Светка спала, разметавшись на простыне, но почему-то в старых домашних джинсах и в задравшейся до подмышки футболке, из-под которой выкатился белый мяч груди со сморщенным комком соска. В комнате пахло чем-то сладковато-кислым и перегаром.
— Замерз, — машинально буркнул Вовка, протягивая руку, чтобы поправить одеяло, не удержался и качнул сосок пальцем. Надежда еще теплилась в его теле.
— А это ты? Мы тут посидели вчера. С Иркой поболтали… обо всем. Понарассказала с избытком. Перебор новостей случился, — пробормотала жена, не открывая глаз, и перевернулась на живот, расправив испачканную чем-то футболку.
— Что… по…нарассказала? — надежда умерла так резко, что момент, когда она скукожилась окончательно, совпал с бегом невесть, откуда взявшейся капли пота, по позвоночнику. Капля скользнула в образовавшийся зазор под ремнем и продолжила свой бег между сжавшихся ягодиц. Парня обдало жаром воспоминаний: Иркины руки, играющие своими сосками у его лица; губы, скользящие по его животу и пробующие его на вкус; ее руки, нетерпеливые и жадные; снова губы, выдыхающие ему в открытый рот: «Еще! Ты можешь! Сделай это! Хочу!»
— Всё… Воды дай. Засуха, — послышалось от подушки, и Вовчик попятился, радуясь, что эта подушка пока еще в него не летит и жена лишь подает слабые признаки жизни.

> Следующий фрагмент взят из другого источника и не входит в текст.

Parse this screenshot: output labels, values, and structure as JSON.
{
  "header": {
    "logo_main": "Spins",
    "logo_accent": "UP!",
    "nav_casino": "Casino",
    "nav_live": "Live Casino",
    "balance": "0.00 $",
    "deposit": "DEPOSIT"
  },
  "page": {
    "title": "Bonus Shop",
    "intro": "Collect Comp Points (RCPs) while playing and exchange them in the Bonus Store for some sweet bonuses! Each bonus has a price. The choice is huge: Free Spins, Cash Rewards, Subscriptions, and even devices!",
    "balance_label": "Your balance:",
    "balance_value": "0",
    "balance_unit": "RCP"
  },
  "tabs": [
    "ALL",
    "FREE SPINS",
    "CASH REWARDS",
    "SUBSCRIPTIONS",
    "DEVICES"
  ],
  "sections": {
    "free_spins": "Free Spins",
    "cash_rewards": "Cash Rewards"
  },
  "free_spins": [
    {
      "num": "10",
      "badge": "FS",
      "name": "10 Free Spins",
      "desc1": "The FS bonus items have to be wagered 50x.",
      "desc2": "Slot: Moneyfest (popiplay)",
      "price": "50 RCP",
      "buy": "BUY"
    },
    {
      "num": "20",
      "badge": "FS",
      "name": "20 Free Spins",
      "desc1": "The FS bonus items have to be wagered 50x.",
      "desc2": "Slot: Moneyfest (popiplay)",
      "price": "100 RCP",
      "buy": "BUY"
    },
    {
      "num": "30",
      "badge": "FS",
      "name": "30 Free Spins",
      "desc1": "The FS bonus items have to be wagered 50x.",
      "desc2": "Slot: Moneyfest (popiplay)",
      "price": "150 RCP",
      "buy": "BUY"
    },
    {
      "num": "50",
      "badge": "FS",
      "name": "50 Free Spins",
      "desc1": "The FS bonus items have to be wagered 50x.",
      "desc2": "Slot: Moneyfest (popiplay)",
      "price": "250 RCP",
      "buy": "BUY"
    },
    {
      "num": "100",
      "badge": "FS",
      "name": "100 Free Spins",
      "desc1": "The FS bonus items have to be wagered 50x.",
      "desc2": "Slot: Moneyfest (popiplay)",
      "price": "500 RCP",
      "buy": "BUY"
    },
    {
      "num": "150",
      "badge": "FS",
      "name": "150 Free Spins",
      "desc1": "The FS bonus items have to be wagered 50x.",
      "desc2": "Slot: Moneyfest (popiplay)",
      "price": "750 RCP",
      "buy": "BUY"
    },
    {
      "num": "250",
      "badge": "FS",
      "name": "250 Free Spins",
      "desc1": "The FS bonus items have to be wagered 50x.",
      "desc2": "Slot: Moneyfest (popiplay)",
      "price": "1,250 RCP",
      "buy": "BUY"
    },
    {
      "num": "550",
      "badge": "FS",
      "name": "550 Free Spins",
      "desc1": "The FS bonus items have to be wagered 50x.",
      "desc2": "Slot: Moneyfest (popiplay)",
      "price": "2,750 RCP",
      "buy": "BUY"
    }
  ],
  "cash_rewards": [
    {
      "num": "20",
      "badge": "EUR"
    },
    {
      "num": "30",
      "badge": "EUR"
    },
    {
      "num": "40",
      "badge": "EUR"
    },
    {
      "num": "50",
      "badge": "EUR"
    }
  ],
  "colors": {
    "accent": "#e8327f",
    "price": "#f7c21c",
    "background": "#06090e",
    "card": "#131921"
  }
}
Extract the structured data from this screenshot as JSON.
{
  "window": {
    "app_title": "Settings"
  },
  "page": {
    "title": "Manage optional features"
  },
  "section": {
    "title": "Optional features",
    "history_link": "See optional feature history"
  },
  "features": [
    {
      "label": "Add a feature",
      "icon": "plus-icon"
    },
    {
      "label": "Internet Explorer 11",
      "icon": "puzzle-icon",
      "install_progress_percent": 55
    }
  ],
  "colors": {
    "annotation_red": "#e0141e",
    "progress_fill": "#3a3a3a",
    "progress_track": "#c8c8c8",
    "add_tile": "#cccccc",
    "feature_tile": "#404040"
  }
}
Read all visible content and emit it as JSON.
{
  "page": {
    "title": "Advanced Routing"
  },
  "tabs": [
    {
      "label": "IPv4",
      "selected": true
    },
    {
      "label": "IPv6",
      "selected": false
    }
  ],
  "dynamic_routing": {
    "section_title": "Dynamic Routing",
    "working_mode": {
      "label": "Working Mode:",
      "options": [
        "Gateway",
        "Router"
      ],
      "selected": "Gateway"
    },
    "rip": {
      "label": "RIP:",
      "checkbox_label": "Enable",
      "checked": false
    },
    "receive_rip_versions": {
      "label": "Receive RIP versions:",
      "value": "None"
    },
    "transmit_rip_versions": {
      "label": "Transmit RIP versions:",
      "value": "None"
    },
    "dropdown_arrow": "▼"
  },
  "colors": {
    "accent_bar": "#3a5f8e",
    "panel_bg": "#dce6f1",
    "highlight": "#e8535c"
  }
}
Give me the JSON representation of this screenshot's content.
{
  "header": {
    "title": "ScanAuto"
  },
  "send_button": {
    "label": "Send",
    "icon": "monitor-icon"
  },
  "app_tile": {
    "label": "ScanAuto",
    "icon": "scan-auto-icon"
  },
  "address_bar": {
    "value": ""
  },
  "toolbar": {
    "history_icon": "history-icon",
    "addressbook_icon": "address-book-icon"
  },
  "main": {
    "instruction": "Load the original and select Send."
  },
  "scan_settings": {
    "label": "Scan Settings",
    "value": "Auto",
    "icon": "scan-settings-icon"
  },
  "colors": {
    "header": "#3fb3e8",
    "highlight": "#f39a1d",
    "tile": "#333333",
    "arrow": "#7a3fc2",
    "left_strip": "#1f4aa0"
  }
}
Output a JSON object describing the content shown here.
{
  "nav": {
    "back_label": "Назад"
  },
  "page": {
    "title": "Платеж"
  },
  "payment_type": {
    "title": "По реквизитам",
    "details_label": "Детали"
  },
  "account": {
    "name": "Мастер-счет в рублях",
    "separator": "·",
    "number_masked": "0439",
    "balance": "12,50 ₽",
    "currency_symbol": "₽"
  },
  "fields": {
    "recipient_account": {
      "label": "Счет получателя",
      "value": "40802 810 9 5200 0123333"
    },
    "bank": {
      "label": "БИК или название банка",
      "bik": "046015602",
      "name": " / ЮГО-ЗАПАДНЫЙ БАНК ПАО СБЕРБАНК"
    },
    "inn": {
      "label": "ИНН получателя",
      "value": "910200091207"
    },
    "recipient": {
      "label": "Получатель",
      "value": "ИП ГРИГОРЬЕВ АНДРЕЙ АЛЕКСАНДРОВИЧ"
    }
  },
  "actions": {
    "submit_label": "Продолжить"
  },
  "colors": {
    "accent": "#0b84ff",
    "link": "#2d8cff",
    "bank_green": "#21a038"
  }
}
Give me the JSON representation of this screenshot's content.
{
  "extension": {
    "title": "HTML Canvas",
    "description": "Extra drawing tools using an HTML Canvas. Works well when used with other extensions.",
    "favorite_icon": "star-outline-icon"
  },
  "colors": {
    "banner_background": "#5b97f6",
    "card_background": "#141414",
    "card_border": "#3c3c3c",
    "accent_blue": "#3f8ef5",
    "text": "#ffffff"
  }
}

«Может пронесёт?» — подумалось на ходу. Вовка повернул в кухонный коридор и ошалел. Белый глянец керамгранита пересекали смазанные кровавые полосы. «Словно кого-то волокли по полу. Блин!» — взгляд заметался. Стены. Потолок. Стены. Кровь. Ошмётки мяса. Осколки костей. Пол. Вещмешок. Лужа. Окно. «Блин!» Деревянный подоконник ровно по центру украшал, торчащий в нем Светкин «гномий топор». «Чертова сука. Ролевичка чокнутая. Блин!» Вовка снова дал заднего, стараясь не наступить на кровавые отметины. И уже в прихожей опустился на корточки, прислонившись спиной к двери в детскую. Справа от входной двери стояли Иркины туфли. Иркины. Туфли. Они их вместе выбирали… «Блин», повторенное уже, наверное, в сотый раз, наконец, освободило мысли для других слов. «Валить нужно отсюда. Светка, мать твою, ты же мать моих детей. Как ты могла?»- мысленно воззвал он и спросил, пытаясь говорить обычным голосом, вслух:
— Ты чего тут устроила? А?
— Ты тупой? Мясо рубила. Тушу расчленяла, как смогла. Голова, филей, потроха в холодильнике. Воды я дождусь? Реально горло дерёт. Просплюсь — уберу, — прохрипела Светка, все так же, не выказывая желания встать.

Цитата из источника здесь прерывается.